Black History Month

It’s that time again.

Yeah, it is Black History Month on the PC calender, which no White American celebrated until 1976. The origins of “Black History Month” can be traced back to “Negro History Week” which blacks first recognized in 1926. White children in American public schools will waste their time this month learning about the great negro scientist who invented the recipe for peanut butter or non-entities who were conductors on the Underground Railroad.

The Founders never celebrated “Black History Month” because negroes were not considered American citizens at the time. They didn’t gain citizenship until the Reconstruction amendments which superseded the Dred Scott decision. The majority of White Americans later came to believe that Reconstruction had been a huge mistake. The Baby Boomers were the first generation in American history to consider the negro fully American.

I’m going to use this month to deepen my knowledge of the White Republic. Some of you might want to consider purchasing a book or two about European history. I enjoyed Christopher Tyerman’s God’s War: A New History of the Crusades. The hardcover edition is 922 pages long and should last you through February.

About Hunter Wallace 12380 Articles
Founder and Editor-in-Chief of Occidental Dissent

10 Comments

  1. January was National Bath Safety Month. In observance thereof, I gave my dog his monthly bath on Dec. 31 and then again on Feb. 1.

    I usually observe MLK Day by taking the trash to the curb just like any other Monday.

    I think that reading up on white history is a great way to observe Black History Month.
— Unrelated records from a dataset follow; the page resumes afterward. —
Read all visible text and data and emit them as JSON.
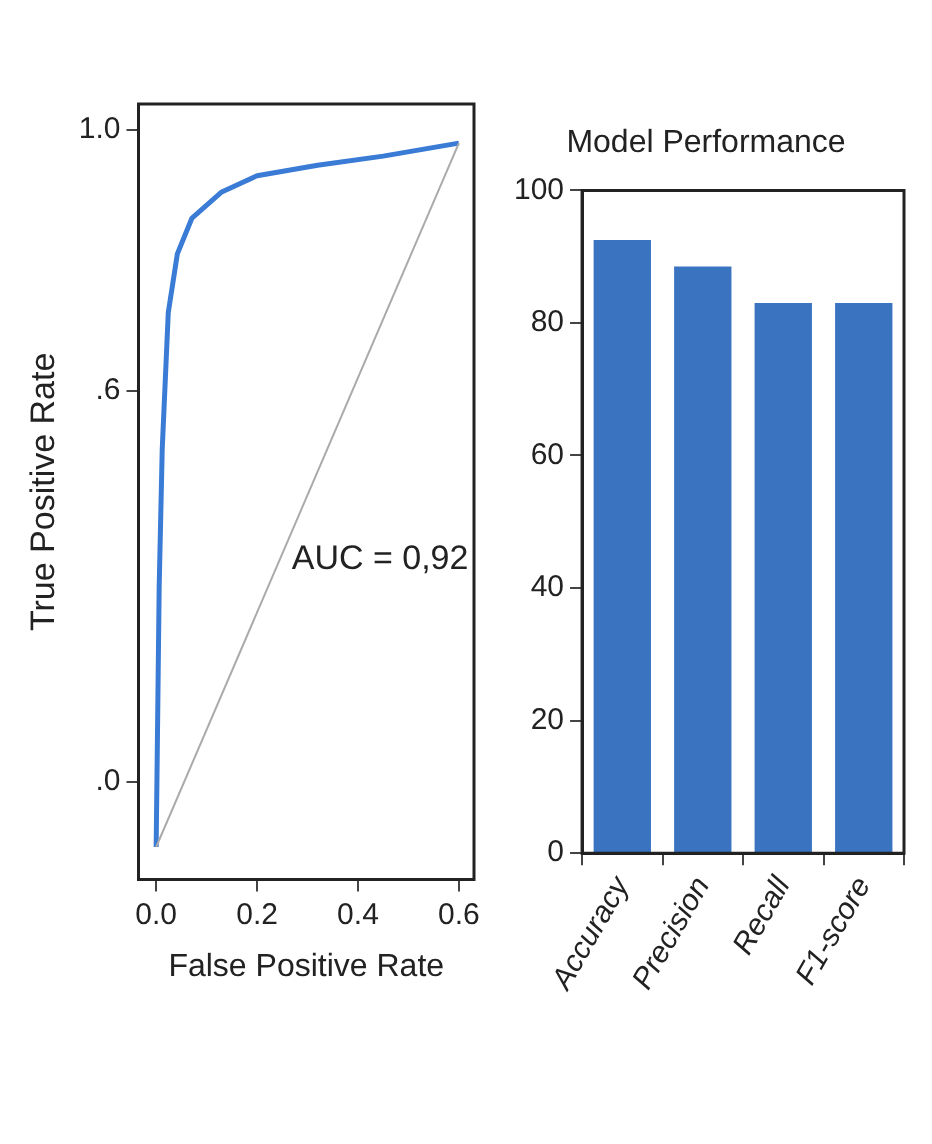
{
  "chart_data": [
    {
      "type": "line",
      "xlabel": "False Positive Rate",
      "ylabel": "True Positive Rate",
      "xlim": [
        -0.035,
        0.63
      ],
      "xticks": [
        {
          "value": 0,
          "label": "0.0"
        },
        0.2,
        0.4,
        0.6
      ],
      "ylim": [
        -0.15,
        1.04
      ],
      "yticks": [
        {
          "value": 0,
          "label": ".0"
        },
        {
          "value": 0.6,
          "label": ".6"
        },
        {
          "value": 1,
          "label": "1.0"
        }
      ],
      "grid": false,
      "legend": false,
      "marker": "none",
      "line_style": "solid",
      "annotations": [
        "AUC = 0,92"
      ],
      "series": [
        {
          "color": "#3a7bd5",
          "x": [
            0,
            0.006,
            0.012,
            0.024,
            0.042,
            0.071,
            0.13,
            0.2,
            0.32,
            0.45,
            0.6
          ],
          "values": [
            -0.1,
            0.3,
            0.51,
            0.72,
            0.81,
            0.865,
            0.905,
            0.93,
            0.946,
            0.96,
            0.98
          ]
        },
        {
          "color": "#aaaaaa",
          "x": [
            0,
            0.6
          ],
          "values": [
            -0.1,
            0.98
          ]
        }
      ]
    },
    {
      "type": "bar",
      "title": "Model Performance",
      "categories": [
        "Accuracy",
        "Precision",
        "Recall",
        "F1-score"
      ],
      "values": [
        92.5,
        88.5,
        83,
        83
      ],
      "color": "#3a74c0",
      "ylim": [
        0,
        100
      ],
      "yticks": [
        0,
        20,
        40,
        60,
        80,
        100
      ],
      "grid": false,
      "legend": false
    }
  ]
}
  2. This sort of thing is perfect for savvy White kids stuck in publick skrewls to have a good laugh. My kid comes home and rolls her eyes, telling me about the teachers going through the motions of attempted indoctrination, and the kids don’t care.

    The worst thing a propagandist can do is make their propaganda a bureaucratized ritual that makes everyone (probably even many blacks themselves) roll their eyes.

  3. “will waste their time this month learning about the great negro scientist who invented the recipe for peanut butter”

    It will probably not come as a shock to most who read this blog that even the ascription of this great achievement to blacks is false.

    From Black Invention Myths:

    Peanut Butter
    George Washington Carver (who began his peanut research in 1903)? No!

    Peanuts, which are native to the New World tropics, were mashed into paste by Aztecs hundreds of years ago. Evidence of modern peanut butter comes from US patent #306727 issued to Marcellus Gilmore Edson of Montreal, Quebec in 1884, for a process of milling roasted peanuts between heated surfaces until the peanuts reached “a fluid or semi-fluid state.” As the product cooled, it set into what Edson described as “a consistency like that of butter, lard, or ointment.” In 1890, George A. Bayle Jr., owner of a food business in St. Louis, manufactured peanut butter and sold it out of barrels. J.H. Kellogg, of cereal fame, secured US patent #580787 in 1897 for his “Process of Preparing Nutmeal,” which produced a “pasty adhesive substance” that Kellogg called “nut-butter.”

  4. There are so many Black History Month appropriate books I hardly know which one to choose, although Harold Covington might be a good author to start with. I’m on the second of his novels and must say, for the White man and woman, a better Black History Month author doesn’t exist.

  5. I’m using this month to research the mentality of white race traitors. I’m going to write a ‘case study’ about it.

  6. That’s an interesting research project, Sam. It should make very good, and beneficial reading. If you can finger the psycho-pathology that motivates such renegade minded tards, along with their modus operandi, you will be doing White people a great favor.

  7. http://www.dailymotion.com/video/x1vcaq_united-negro-college-fund-and-ad-co_news

    Here is an ad from the United Negro College Fund claiming blacks invented the mailbox, traffic signal, elevator, blood bank, air conditioner, and lawn mower.

    The commercial says: “These things we count on every day started as ideas, ideas from the minds of African-Americans. Support minority education today so we don’t miss out on the next big idea tomorrow.”

    Every single item listed in the ad is on the black invention myths page.

  8. “The Baby Boomers were the first generation in American history to consider the negro fully American.” How fitting that the most self-indulgent generation should also be among the first to enjoy their final days in nursing homes staffed by these newly defined Americans.